= Ryan Mauro =

American national security analyst

Ryan Mauro (born 1986) is an American national security analyst. He has worked for the Clarion Project and frequently appeared on Fox News providing commentary on Islamic extremism. He is currently an investigative researcher for Capital Research Center.

==Career==
Mauro has been a contributor to FrontPage Magazine, the Middle East Forum's Islamist Watch, and to the Center for Security Policy's Secure Freedom Radio. He has also been listed as a team member of the Christian Action Network, and collaborated with ACT for America.

As a national security analyst for the Clarion Project, he has held presentations for Tactical Officers law enforcement conferences in New York and in California, and for the Homeland Security Professionals Conference in Florida. His presentations have been protested by groups such as the Council on American-Islamic Relations (CAIR). Mauro in turn claims that CAIR has ties to terrorism.

More recently, Mauro has been the founding director of the Afghan Liberty Project, which provided safe houses to Afghans at risk until it was announced it would shut down in 2022 due to lack of funding.

==Views==
Mauro has been accused of promoting policies that criminalize Muslims and Muslim communities, and anti-Muslim conspiracy theories such as no-go zones in the United States. He has also "long warned about active Muslim terror training camps in the United States, and has argued that the Muslim Brotherhood has infiltrated the Republican Party."

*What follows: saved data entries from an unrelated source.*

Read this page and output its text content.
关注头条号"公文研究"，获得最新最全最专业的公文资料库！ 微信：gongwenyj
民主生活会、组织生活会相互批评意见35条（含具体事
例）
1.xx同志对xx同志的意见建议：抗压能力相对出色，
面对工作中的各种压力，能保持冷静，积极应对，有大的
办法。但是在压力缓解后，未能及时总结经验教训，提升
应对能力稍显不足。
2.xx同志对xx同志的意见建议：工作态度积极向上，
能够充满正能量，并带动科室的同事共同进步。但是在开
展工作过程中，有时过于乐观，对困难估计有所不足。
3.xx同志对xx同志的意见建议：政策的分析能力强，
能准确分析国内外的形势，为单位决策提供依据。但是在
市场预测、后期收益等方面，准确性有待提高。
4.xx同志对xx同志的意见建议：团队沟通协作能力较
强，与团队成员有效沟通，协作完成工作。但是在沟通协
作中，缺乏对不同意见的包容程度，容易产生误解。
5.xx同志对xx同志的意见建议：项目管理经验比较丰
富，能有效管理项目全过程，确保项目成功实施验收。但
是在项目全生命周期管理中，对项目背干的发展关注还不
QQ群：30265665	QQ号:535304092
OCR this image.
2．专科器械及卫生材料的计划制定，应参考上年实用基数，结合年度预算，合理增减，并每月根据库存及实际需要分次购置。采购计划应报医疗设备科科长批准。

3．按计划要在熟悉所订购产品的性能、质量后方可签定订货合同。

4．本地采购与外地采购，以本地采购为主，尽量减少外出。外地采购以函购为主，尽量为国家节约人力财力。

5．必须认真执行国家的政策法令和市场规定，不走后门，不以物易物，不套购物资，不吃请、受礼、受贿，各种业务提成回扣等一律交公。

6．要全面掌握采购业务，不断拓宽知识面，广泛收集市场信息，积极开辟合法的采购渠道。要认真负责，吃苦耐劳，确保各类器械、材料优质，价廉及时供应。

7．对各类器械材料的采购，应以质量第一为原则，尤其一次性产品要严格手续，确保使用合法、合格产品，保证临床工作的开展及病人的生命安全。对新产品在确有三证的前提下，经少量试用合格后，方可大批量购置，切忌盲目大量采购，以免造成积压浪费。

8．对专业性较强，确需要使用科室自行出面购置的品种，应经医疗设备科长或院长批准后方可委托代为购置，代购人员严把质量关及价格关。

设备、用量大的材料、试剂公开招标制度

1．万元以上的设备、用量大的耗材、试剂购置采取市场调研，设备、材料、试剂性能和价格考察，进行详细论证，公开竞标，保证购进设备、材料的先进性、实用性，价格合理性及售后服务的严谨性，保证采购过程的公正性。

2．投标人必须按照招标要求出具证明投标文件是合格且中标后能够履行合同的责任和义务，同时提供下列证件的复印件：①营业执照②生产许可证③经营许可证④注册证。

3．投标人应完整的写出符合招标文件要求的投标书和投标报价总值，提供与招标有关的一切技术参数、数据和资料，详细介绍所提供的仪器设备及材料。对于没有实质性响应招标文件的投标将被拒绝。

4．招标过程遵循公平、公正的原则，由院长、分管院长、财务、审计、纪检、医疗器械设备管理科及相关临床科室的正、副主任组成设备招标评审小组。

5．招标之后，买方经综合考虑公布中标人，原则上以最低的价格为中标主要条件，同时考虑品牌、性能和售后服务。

He rejects that he is anti-Muslim, and has claimed that "if anyone comes away from my presentations feeling anti-Muslim, they aren't listening" and that "significant portions of each presentation are about the danger of anti-Muslim sentiment and the wonderful work of Muslims in America and abroad."

He has been described as a part of the counter-jihad movement.

==Bible theories==
In 2018, Mauro produced a viral video on YouTube with The Doubting Thomas Research Foundation, claiming that the biblical Mount Sinai is actually the modern-day Jebel al-Lawz in Saudi Arabia. Supporting his view, he claims that the shallow underwater land bridge called the "Nuweiba Land Bridge" could have been used by Moses and the Hebrews to cross from Egypt into the Arabian Peninsula when the Red Sea parted during the Exodus.